Saat gelaran Piala Dunia 1986 Meksiko usai, seantero penduduk Argentina beramai-ramai memuja sang pahlawan, Diego Armando Maradona. Tim tango keluar sebagai kampiun untuk kedua kalinya dan Maradona tampil gemilang pada gelaran empat tahunan paling bergengsi dalam jagad sepak bola itu.
Aksinya pada laga perempat final melawan Inggris yang penuh kotroversi sekaligus mengundang banyak decak kagum menjadi salah satu momen yang akan selalu diingat dari karir sang legenda sepak bola.
Di laga tersebut, Maradona menciptakan dua gol bersejarah lewat kombinasi sempurna ‘tarian balet’ di atas lapangan serta aksi ikonik ‘gol tangan Tuhan’.
Apa yang dilakukan oleh pemain yang saat itu masih berusia 26 tahun ini benar-benar membuat segenap pemain dan pendukung The Three Lions akan berusaha melupakannya sesegera mungkin. Sebaliknya, bagi para pendukung Argentina, ini adalah awal dari sebuah pemujaan kolosal.

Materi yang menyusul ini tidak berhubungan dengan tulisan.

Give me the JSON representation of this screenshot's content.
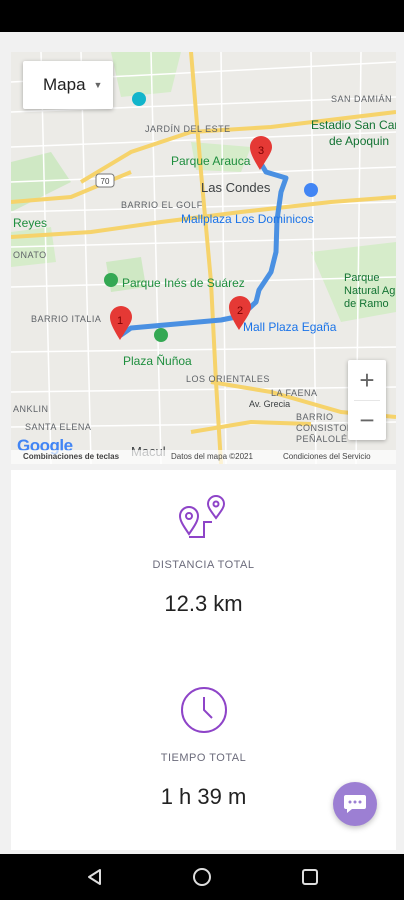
{
  "map": {
    "type_control": "Mapa",
    "zoom_in": "+",
    "zoom_out": "−",
    "google_logo": "Google",
    "attribution": {
      "shortcuts": "Combinaciones de teclas",
      "data": "Datos del mapa ©2021",
      "terms": "Condiciones del Servicio"
    },
    "markers": [
      "1",
      "2",
      "3"
    ],
    "labels": {
      "jardin_del_este": "JARDÍN DEL ESTE",
      "san_damian": "SAN DAMIÁN",
      "estadio": "Estadio San Car",
      "apoquindo": "de Apoquin",
      "parque_araucano": "Parque Arauca",
      "las_condes": "Las Condes",
      "mallplaza_dominicos": "Mallplaza Los Dominicos",
      "barrio_el_golf": "BARRIO EL GOLF",
      "reyes": "Reyes",
      "parque_ines": "Parque Inés de Suárez",
      "onato": "ONATO",
      "parque_natural": "Parque Natural Ag de Ramo",
      "barrio_italia": "BARRIO ITALIA",
      "mall_plaza_egana": "Mall Plaza Egaña",
      "plaza_nunoa": "Plaza Ñuñoa",
      "los_orientales": "LOS ORIENTALES",
      "la_faena": "LA FAENA",
      "av_grecia": "Av. Grecia",
      "franklin": "ANKLIN",
      "santa_elena": "SANTA ELENA",
      "barrio_consistorial": "BARRIO CONSISTORIAL DE PEÑALOLÉ",
      "macul": "Macul",
      "route_70": "70"
    }
  },
  "summary": {
    "distance_label": "DISTANCIA TOTAL",
    "distance_value": "12.3 km",
    "time_label": "TIEMPO TOTAL",
    "time_value": "1 h 39 m"
  },
  "colors": {
    "accent": "#8e44c8",
    "route": "#4a90e2",
    "marker": "#e53935",
    "fab": "#9c7fd3"
  }
}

Lebih dari sekadar pahlawan, sosok Maradona juga dikultuskan. Pada 30 Oktober 1998, 3 fans asal Rosario, Hernan Amez, Hector Campomar, dan Alejandro Veron, mendirikan Gereja Maradona (La Iglesia Maradoniana).
Hari pendirian tersebut bertepatan dengan tanggal lahir sang ikon. ‘Maradonianos’, demikian mereka menyebut sekte kepercayaan ini.
Apa yang diperagakan sekelompok orang di kota Rosario tersebut barangkali memang tampak terlalu berlebihan. Sebuah bentuk pengaguman di luar batas wajar yang mungkin akan membuat banyak orang terheran-heran. Namun, kenyataannya memang seperti itu.
Hari ini sepak bola telah menjadi semacam keyakinan yang dianut para pemujanya dengan hasrat fanatisme tinggi. “Saya menyembah bola dan memperlakukannya seperti Tuhan,” demikian Pele berujar.
Sementara Maradona pernah mengatakan, “Sepak bola bukan cuma permainan atau cabang olahraga, sepak bola itu agama.”
Dan demikianlah diktum kedua legenda itu menubuh dalam kesadaran religiusitas orang-orang di kota Rosario. Lihatlah, betapa kultus Maradona telah membuat para jemaat Iglesia Maradoniana memuja dan melakukan doa-doa khusus untuk sang legenda.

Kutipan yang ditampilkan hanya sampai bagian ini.